Sudah lama dia ingin mengalahkan Uly dalam urusan mengumpulkan tugas.

Uly hanya menggeram seperti kucing lalu sibuk lagi menulisi folionya. Sementara Gigi dengan bangganya mengumpulkan tugas bersama teman-temannya yang lain.

Setelah ia kembali di tempat duduknya, ia mengambil ponselnya dan mengetikkan sebuah pesan.
Ia tahu, orang yang mengerjakan tugas Gigi pastilah Nue, meskipun ia tidak tahu kenapa Nue pulang begitu saja tanpa pamit.

‘Kak, kakak yang ngerjain tugasku ya? Hehehe.. Thanks a lot ya kak..! Berkat kakak, aku ga jadi di makan dosen!’
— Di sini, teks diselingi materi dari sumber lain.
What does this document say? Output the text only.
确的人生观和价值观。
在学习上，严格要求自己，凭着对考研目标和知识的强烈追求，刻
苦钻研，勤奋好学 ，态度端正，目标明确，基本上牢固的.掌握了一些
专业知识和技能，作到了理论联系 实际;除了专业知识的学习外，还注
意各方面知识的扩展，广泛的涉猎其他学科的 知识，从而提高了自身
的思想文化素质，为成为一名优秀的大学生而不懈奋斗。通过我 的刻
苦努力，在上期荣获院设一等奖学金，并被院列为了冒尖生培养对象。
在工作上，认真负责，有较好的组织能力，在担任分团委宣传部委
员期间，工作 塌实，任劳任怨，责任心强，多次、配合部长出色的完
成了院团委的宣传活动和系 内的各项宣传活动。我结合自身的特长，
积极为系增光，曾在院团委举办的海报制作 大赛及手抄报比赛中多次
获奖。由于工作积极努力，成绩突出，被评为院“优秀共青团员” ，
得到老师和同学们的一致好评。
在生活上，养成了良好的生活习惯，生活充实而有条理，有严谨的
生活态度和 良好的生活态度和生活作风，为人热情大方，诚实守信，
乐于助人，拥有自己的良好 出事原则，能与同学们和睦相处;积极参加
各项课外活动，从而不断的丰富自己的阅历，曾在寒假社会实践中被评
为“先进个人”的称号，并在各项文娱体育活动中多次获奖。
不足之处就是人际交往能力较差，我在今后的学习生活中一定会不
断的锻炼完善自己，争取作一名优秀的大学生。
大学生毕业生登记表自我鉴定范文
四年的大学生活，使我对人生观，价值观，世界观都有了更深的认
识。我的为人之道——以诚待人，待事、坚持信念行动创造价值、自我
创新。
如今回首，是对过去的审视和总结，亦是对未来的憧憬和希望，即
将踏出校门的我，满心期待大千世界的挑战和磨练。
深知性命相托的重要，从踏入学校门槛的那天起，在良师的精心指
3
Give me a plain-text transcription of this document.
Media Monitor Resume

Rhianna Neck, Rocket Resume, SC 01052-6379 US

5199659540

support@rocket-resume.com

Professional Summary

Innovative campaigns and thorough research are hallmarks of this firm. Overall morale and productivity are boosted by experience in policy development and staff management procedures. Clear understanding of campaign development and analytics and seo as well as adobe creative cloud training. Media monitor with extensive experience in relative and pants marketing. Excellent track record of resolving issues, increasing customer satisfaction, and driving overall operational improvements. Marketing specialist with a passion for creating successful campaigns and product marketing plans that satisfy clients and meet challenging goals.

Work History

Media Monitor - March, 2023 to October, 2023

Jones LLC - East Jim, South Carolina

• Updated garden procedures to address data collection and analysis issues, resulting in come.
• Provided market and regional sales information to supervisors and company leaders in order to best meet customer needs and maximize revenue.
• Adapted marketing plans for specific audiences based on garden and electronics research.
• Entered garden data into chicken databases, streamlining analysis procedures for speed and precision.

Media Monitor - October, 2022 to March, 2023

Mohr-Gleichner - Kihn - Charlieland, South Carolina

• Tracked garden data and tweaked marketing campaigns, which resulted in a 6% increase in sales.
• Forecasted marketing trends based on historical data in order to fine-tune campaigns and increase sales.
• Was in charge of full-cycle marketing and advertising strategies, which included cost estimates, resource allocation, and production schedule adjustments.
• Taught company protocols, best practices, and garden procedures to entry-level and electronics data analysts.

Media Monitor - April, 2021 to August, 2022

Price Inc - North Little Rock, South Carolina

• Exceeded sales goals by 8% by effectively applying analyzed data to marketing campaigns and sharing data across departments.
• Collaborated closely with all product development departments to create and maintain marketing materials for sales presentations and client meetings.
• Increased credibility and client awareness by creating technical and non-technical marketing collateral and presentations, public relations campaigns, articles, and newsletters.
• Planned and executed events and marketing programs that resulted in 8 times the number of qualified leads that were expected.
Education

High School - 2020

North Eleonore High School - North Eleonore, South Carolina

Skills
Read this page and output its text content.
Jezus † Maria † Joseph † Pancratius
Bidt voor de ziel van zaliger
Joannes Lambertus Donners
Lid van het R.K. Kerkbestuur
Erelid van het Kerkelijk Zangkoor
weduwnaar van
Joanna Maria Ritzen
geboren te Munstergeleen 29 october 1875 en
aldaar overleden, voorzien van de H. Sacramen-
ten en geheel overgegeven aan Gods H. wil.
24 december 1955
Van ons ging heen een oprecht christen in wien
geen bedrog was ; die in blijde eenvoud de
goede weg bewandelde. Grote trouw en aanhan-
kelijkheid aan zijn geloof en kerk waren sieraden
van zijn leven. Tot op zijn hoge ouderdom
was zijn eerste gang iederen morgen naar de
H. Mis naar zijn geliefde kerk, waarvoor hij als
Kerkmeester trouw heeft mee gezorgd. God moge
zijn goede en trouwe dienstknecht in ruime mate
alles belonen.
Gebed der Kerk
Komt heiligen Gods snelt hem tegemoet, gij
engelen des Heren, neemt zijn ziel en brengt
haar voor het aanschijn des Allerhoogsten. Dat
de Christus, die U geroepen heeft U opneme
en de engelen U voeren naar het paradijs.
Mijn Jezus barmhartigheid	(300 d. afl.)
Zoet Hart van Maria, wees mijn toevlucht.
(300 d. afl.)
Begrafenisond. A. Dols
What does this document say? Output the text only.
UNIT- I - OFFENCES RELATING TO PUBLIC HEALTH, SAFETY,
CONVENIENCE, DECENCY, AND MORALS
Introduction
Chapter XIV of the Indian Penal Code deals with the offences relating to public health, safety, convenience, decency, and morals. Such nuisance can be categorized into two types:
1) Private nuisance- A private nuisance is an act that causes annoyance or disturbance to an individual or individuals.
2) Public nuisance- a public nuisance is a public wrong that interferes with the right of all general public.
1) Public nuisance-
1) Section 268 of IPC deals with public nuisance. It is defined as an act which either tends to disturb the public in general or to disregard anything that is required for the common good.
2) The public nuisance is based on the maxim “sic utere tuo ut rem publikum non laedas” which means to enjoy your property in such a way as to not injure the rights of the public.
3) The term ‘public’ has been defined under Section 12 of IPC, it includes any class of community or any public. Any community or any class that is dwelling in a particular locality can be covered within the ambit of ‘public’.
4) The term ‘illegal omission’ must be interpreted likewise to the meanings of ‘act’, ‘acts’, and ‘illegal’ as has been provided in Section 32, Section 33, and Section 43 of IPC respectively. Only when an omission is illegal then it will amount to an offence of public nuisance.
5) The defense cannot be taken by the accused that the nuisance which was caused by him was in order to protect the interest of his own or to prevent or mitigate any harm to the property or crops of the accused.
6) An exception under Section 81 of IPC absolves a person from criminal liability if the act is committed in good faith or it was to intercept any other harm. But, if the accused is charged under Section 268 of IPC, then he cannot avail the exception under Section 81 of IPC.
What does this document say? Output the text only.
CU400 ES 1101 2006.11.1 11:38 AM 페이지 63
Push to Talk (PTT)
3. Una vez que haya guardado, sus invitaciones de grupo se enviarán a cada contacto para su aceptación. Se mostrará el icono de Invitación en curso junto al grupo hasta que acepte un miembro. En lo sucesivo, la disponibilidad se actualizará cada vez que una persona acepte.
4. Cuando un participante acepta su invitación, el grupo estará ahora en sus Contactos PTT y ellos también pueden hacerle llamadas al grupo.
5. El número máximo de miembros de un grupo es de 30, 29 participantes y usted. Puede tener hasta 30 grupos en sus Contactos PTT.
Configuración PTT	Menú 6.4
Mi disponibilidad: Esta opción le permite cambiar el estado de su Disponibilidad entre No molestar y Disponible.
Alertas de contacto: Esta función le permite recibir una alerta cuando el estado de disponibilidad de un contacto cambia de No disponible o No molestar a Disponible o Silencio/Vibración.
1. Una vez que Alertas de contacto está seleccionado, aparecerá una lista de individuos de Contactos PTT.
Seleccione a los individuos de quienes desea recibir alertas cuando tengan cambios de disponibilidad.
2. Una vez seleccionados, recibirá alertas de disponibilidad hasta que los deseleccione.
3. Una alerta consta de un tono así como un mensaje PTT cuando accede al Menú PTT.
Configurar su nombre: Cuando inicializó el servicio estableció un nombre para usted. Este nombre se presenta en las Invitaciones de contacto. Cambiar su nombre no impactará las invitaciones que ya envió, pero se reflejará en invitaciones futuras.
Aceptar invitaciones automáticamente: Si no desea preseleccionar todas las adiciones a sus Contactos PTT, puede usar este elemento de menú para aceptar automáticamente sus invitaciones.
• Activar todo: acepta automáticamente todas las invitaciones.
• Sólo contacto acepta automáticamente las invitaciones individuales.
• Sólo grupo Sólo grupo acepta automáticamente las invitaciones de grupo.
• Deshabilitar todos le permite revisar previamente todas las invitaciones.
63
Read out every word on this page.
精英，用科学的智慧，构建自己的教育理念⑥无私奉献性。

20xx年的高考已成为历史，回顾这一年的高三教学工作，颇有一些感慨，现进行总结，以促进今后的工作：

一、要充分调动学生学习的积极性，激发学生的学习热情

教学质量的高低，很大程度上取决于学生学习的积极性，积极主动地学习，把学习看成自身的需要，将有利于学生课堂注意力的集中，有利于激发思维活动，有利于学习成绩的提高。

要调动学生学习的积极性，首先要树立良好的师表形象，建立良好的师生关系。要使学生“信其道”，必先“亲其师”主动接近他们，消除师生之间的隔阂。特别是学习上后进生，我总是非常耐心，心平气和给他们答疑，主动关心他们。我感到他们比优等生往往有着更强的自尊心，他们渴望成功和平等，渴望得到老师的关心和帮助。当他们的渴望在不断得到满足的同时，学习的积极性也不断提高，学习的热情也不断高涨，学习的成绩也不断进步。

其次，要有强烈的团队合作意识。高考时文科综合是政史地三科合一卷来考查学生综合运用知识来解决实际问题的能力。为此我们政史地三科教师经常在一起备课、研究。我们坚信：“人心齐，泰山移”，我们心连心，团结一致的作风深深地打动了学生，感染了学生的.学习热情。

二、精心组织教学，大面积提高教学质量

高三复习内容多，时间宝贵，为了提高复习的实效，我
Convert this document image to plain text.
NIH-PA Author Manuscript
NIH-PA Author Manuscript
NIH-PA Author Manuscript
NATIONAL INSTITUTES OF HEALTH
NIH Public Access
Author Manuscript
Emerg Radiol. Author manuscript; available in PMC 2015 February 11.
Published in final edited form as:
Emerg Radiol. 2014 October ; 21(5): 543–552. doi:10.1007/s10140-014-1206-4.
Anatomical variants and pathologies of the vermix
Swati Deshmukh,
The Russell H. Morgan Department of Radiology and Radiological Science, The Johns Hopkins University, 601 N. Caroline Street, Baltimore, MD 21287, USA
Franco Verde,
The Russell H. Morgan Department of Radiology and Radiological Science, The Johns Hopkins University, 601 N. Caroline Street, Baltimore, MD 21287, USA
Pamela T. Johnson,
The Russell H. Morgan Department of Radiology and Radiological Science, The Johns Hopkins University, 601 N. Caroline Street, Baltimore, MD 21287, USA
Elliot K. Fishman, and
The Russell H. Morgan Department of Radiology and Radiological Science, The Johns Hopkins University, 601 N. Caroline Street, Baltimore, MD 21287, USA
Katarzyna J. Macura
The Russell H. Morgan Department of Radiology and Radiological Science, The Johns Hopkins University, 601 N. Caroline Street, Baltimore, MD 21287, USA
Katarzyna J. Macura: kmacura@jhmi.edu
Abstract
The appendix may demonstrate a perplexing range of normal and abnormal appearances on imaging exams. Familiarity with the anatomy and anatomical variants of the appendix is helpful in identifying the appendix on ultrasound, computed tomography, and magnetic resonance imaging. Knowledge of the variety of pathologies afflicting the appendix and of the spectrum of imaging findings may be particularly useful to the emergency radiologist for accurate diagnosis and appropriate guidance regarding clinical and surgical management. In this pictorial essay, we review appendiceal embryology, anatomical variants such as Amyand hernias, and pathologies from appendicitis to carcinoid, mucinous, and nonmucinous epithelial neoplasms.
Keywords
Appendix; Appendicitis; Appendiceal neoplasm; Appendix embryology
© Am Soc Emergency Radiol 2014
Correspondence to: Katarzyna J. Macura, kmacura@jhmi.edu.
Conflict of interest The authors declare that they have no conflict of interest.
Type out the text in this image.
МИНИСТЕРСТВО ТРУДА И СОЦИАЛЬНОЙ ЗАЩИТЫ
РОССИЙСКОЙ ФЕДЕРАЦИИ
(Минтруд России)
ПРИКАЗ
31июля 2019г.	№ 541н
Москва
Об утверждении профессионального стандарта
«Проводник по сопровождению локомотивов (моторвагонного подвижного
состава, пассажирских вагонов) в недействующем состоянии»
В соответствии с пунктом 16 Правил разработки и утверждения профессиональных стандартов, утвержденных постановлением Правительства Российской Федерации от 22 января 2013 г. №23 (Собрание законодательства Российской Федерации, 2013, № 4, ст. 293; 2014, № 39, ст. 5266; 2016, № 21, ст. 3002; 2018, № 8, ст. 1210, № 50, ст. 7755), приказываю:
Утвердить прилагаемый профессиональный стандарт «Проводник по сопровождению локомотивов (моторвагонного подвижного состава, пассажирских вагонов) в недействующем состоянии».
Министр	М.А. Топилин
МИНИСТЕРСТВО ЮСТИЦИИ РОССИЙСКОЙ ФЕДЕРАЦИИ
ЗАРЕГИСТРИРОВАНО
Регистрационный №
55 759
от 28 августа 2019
Ia tersenyum sebentar saat membaca isi pesannya, lalu ia pun mengirim itu pada Nue.

Setelah agak lama ponsel Gigi bergetar. Setelah ia lihat, ia tersenyum. pesan balasan dari Nue.

‘Sorry baru bls, baru bgun tidr. Oke, don’t mention it.. Aku juga mau minta maaf semalem aku tahu-tahu pulg tanpa pamit. Oh iya aku lupa blg Gi, semalem aku iseng ganti namamu jadi ‘Tukang Molor’ n aku lupa balikin ke nama yang bener, hehe… edit dulu ya.. good luck!’

‘jeng-jeng-jeng-jengg…..’

Suara orkhestra itu terdengar lagi. Spontan saja wajah Gigi mendongak ke arah Pak Dosen yang tengah memeriksa tugas satu persatu, hingga ia sampai pada sebuah berkas, alisnya berkerut dan matanya memicing.

Wajah Gigi berubah putih seperti hantu. Ia sama sekali tidak memerhatikan identitas yang sebelumnya ia rasa sudah ditulis dengan benar, dan ia sama sekali tidak menyangka Nue bisa begitu iseng.

“Kak Nue… Tega..”

Sang Dosen mengacungkan berkas tugas itu sambil mengguncangnya dengan tatapan mata menyala.
“SIAPA INI YANG NAMANYA ‘TUKANG MOLOR’!!”
***

Malam harinya di kampus, tepatnya di gazebo, tampak Nue sedang duduk sendiri. Ia meletakkan ponselnya di atas meja gazebo. Cahaya dari LCD ponsel tampak berpendar temaram. Dengan cahaya yang temaram itu, tampak tulisan di sana.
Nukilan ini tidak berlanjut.